Drive de Cartier watches

COLLABORATION

THE EXCEPTIONAL MEN OF DRIVE DE CARTIER

 

CHRIS PAUL


Basketball player Chris Paul (nicknamed "CP3") is considered the best point guard of his generation.

A nine-time NBA All-Star, he has achieved many remarkable honors, including playing for the All-NBA team eight times and winning two Olympic gold medals.

Yet this glorious athletic career is only part of his story.

DOMINIQUE ANSEL


Foodies everywhere have been thrilled by Dominique Ansel's culinary visions.

Winner of the 2014 James Beard Outstanding Pastry Chef Award, he invented the famous Cronut, which has been a stunning success around the world.

Chef Ansel's name has become synonymous with creativity and innovation.

CHANG CHEN


After years of experience in the film industry, actor Chang Chen has honed his skill while maintaining an independent spirit.

No matter what role he plays, his motivation comes from the heart.

With studious devotion to his craft, he accepts nothing less than excellence, making his collaboration with Drive de Cartier a natural fit.

170 years of style

Cartier has always designed exceptional objects.

 


NO POSTAGE NECESSARY

Envelope-shaped cigarette case, c. 1932

 

Winston Churchill commissioned Cartier London to make this 9K gold cigarette case in the shape of an envelope for his son Randolph in 1932.

It featured the young man's address – an inside joke, since Churchill often accused Randolph of being scatterbrained. Much later, when King Farouk of Egypt fell in love with the item, Randolph was generous enough to give it to him as a gift.


TIME IS MONEY

Money clip/watch, c. 1933

 

Created by Cartier New York circa 1933, this black enamel and 14K gold watch doubles as a money clip  – a unique, elegant item that lets you check both the time and your finances with a single glance.

In this clever design, the watch pivots to protect its precious dial when the owner slips it into his pocket.


ELEGANCE
ON THE GREEN

Belt buckle/watch, c. 1950

 

This 14K gold belt buckle with watch was designed at the Cartier New York workshops in the mid 20th century.

It's also known as the "golfer's watch."

Since it wasn't worn on the wrist, its owner could use it on the links without worrying about the impact of his swing damaging the movement.

WATCH & LEARN

FREQUENTLY ASKED WATCH QUESTIONS, ANSWERED

 

Can I wear my watch while I sleep?

Ideally, no.

Especially if you move a lot in your sleep.

One false move and the dial could hit a wall, the bedside table, or your partner's face.
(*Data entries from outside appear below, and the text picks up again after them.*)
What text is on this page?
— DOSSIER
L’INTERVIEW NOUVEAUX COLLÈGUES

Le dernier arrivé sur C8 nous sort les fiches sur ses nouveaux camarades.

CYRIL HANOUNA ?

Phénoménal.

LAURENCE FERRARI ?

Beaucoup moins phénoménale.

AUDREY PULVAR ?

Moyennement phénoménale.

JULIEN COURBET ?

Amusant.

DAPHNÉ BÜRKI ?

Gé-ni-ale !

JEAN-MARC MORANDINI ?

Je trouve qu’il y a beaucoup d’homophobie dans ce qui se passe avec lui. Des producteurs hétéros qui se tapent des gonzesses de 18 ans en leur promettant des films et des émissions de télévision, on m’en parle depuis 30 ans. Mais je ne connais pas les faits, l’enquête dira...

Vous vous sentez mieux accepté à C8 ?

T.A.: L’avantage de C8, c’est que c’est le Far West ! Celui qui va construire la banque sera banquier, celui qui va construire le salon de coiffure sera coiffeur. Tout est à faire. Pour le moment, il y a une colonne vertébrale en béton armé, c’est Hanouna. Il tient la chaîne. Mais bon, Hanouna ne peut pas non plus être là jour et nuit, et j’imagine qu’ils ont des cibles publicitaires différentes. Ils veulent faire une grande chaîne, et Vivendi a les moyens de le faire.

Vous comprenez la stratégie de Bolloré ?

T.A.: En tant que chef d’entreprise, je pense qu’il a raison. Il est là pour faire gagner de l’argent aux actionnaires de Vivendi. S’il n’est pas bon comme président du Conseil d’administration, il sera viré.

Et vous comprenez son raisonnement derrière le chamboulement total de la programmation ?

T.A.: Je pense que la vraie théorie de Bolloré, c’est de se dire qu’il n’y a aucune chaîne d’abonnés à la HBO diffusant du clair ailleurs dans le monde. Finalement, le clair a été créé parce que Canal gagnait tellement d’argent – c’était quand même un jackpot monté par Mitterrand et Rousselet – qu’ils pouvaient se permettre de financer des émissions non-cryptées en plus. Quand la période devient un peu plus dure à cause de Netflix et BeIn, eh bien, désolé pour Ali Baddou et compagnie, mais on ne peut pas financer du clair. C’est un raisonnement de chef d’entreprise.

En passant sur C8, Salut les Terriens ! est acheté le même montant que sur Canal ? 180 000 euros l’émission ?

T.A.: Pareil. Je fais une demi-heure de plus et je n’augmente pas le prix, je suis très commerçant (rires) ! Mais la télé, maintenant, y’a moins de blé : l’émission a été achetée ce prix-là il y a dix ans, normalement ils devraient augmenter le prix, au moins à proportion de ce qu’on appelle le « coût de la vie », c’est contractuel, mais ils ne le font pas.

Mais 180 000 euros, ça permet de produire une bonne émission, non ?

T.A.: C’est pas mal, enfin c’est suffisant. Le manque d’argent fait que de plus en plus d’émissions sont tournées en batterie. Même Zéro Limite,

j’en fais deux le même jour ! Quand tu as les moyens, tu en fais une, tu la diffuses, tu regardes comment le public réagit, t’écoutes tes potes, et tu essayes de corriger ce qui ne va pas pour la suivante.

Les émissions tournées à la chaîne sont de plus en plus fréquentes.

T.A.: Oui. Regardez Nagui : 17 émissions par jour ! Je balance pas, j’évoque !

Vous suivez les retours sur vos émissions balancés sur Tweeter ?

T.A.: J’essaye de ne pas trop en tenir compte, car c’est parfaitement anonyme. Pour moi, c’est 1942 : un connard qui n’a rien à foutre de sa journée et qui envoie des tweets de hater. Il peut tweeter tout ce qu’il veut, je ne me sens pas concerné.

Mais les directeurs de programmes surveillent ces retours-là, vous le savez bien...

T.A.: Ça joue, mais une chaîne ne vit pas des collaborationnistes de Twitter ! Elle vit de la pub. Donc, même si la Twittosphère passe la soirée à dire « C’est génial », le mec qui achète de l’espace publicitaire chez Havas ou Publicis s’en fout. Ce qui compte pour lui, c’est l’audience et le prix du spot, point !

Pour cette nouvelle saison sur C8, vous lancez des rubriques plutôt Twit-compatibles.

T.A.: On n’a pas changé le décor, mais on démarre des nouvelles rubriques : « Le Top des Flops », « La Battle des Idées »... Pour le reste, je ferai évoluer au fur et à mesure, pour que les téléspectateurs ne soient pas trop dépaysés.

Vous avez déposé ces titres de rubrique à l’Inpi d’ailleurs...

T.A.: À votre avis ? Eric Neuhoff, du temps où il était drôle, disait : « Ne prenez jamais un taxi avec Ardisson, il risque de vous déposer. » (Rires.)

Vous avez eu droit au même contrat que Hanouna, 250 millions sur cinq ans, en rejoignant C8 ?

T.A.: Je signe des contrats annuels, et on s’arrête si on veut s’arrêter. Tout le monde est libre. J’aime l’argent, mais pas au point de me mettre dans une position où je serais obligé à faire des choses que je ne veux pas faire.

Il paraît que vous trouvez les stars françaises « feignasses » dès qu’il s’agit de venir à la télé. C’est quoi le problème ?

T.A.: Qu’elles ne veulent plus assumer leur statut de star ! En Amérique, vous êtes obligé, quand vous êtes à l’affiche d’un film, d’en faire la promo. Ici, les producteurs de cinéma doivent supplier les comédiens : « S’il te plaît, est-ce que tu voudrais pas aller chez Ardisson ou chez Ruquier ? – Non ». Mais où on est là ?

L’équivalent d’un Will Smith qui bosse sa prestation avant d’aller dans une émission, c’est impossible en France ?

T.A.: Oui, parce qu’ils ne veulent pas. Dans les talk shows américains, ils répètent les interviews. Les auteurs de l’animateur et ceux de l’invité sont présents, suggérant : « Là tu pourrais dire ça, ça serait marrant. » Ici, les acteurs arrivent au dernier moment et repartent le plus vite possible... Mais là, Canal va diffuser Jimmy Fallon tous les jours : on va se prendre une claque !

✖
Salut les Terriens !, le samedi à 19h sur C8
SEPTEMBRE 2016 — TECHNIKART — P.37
Wrist straps can also be damaged from friction and perspiration.

To avoid collateral damage for all parties, be sure to take your watch off before you go to sleep.

If possible, place it in a Cartier watch box to be safe.

WATCH & LEARN

FREQUENTLY ASKED WATCH QUESTIONS, ANSWERED

 

Should my watch feel loose or snug around my wrist?

There's no hard and fast rule; it's all a question of personal preference and comfort.

However, the strap should not be too loose, because the watch may be damaged if it slides on your wrist and strikes another object.

Generally, there should be a finger width's space between the strap and your wrist.

WATCH & LEARN

FREQUENTLY ASKED WATCH QUESTIONS, ANSWERED

 

Where should I put on my watch?

On your wrist, of course.

But where specifically should you be when putting it on?

The best place is in the bedroom, over your bed.

 

Why?

Because watches are dropped most often in the morning when they are put on.

A fall onto the floor usually has dire consequences, but the bed is a soft surface that will absorb the shock if you suddenly drop your watch.